Many researchers use measures of sexual satisfaction in clinical settings and sexual satisfaction has increasingly become a clinical threshold of sorts that has been used as part of the assessment of sexual problems and sexual dysfunction.

Female Sexual Dysfunction (FSD) has been a hot topic in the pharmaceutical world for some time now. I’ve written posts such as “A Little Pink Pill? Medicalizing Women’s Sexuality” or “Potential Impact of ‘Desire Drug’ on Women’s Sexuality” and “Placebo Elicits Improvement on Women’s Sexual Satisfaction” that outline some of the reasons for that focus. In McClelland’s article, she argues that the FDA’s reliance on sexual satisfaction as a guide for decisions about clinical interventions may be problematic.

There are a lot of really great details (that are a little dense for a blog entry) that can be found in the original article such as a case study on the Flibanserin drug approval attempt and a wealth of information on how the FDA and public policy are related to sexual satisfaction.

The method

This was a mixed-method study, which means it incorporated both qualitative (e.g., interviews) with quantitative (e.g., questionnaires or surveys) methodology. McClelland collected data in the form of semi-structured interviews and close-ended survey measures of sexual satisfaction from 41 men and women in order to assess the cognitive and interpersonal strategies individuals used when asked about their own level of sexual satisfaction.

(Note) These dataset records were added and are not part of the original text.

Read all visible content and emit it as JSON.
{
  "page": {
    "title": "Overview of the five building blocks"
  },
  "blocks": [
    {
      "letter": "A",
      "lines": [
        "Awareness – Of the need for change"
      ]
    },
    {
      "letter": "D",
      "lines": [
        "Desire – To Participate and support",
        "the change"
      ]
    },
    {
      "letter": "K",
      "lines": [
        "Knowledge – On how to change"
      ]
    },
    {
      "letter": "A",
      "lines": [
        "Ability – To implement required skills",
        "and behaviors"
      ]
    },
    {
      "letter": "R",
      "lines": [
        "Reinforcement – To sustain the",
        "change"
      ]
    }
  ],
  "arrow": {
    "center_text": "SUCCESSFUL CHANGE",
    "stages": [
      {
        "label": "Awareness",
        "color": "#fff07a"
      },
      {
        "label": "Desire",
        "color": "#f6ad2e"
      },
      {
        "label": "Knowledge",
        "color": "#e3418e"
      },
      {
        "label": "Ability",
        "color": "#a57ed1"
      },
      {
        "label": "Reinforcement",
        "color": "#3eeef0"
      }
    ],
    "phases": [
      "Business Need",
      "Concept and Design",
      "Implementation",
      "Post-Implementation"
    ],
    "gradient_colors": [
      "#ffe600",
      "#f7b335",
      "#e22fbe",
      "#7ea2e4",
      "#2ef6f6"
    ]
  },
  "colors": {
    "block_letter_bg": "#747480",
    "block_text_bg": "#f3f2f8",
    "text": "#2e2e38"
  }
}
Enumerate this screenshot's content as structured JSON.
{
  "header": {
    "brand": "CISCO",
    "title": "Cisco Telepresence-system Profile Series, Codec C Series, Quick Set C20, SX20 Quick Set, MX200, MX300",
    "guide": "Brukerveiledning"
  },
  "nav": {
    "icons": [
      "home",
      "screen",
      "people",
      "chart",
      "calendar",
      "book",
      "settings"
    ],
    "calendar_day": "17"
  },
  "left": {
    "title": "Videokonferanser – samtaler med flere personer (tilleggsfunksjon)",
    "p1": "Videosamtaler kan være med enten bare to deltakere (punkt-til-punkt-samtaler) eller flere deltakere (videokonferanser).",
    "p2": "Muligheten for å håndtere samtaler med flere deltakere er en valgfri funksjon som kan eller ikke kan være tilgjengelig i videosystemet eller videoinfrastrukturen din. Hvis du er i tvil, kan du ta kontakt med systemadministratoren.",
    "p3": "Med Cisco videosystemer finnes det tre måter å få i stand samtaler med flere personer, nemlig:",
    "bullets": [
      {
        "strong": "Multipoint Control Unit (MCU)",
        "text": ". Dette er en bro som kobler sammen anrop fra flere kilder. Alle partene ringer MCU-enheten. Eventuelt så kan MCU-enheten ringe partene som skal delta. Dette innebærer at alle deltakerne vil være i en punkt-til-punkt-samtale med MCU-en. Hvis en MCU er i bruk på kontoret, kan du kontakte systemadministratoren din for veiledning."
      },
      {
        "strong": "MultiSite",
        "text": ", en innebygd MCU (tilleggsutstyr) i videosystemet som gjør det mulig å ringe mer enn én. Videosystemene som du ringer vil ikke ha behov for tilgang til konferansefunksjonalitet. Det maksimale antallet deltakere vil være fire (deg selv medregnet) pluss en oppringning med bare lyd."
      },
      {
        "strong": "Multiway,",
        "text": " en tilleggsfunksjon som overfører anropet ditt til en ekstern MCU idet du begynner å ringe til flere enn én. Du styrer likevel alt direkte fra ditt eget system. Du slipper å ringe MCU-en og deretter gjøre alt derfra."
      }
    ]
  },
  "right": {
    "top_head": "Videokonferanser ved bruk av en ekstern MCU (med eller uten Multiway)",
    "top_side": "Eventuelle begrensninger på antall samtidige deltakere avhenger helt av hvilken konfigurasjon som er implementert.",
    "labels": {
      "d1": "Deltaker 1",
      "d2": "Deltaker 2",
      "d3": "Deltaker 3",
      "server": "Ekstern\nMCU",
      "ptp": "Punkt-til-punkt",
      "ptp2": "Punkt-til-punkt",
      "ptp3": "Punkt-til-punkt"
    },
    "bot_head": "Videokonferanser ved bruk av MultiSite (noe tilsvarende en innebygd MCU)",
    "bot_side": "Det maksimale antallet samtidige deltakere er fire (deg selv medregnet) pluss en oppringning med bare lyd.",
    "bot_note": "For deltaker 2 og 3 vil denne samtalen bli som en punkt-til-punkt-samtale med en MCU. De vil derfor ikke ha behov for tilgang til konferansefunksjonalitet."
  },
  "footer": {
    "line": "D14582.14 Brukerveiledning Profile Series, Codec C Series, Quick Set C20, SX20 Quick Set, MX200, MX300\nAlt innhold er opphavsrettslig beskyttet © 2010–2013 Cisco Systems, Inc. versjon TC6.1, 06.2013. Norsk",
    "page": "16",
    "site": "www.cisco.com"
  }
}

One great feature of this study was that it recruited participants for four groups of interest: heterosexual men, heterosexual women, sexual minority (e.g., LGBT) men, and sexual minority women. These were the demographics in terms of those conditions:

  • 46.3% men
  • 51.2% women
  • 2.4% trans
  • 56.1% heterosexual
  • 43.9% lesbian/gay/bisexual/queer/all

Having this rich qualitative data paired with the more generalizable quantitative data offers a combination that has been shown effective at examining the strengths and weaknesses of available measures. Data triangulation was employed in this study, where both the qualitative and quantitative portions were collected at the same time so they could then be compared and contrasted.

The findings

There were differences found in terms of how participants assessed their sexual satisfaction. Some participants did use subjectively derived criteria (as is assumed by many measures of sexual satisfaction). However, interestingly, some participants looked instead toward their partner’s level of sexual satisfaction to assess their own – thereby not using the subjectivity that is sometimes an underlying assumption of measuring sexual satisfaction. More interesting findings:

  • Closeness felt with a partner was sometimes used as a proxy for sexual satisfaction
  • Partner’s sexual satisfaction level was sometimes used as a proxy for own sexual satisfaction
  • “Doing a good job” was sometimes used as a proxy for level of sexual satisfaction

Interestingly, presence of self-orgasm was used mainly by men as a proxy for sexual satisfaction (both heterosexual and LGBT), but not for women. Women relied on their partner’s orgasm instead of their own and tended to rely less on physiological indicators of satisfaction.

Overall, this is a very important addition to the literature on sexual satisfaction. At the micro level, it can challenge us to ensure we define our constructs of interest in a way that is accurately portrayed in the data we collect, which may require more vigorous psychometric evaluation of our measures. At the macro level, it may have policy implications in changing the way the FDA and clinical trials define success when it comes to sexual dysfunction.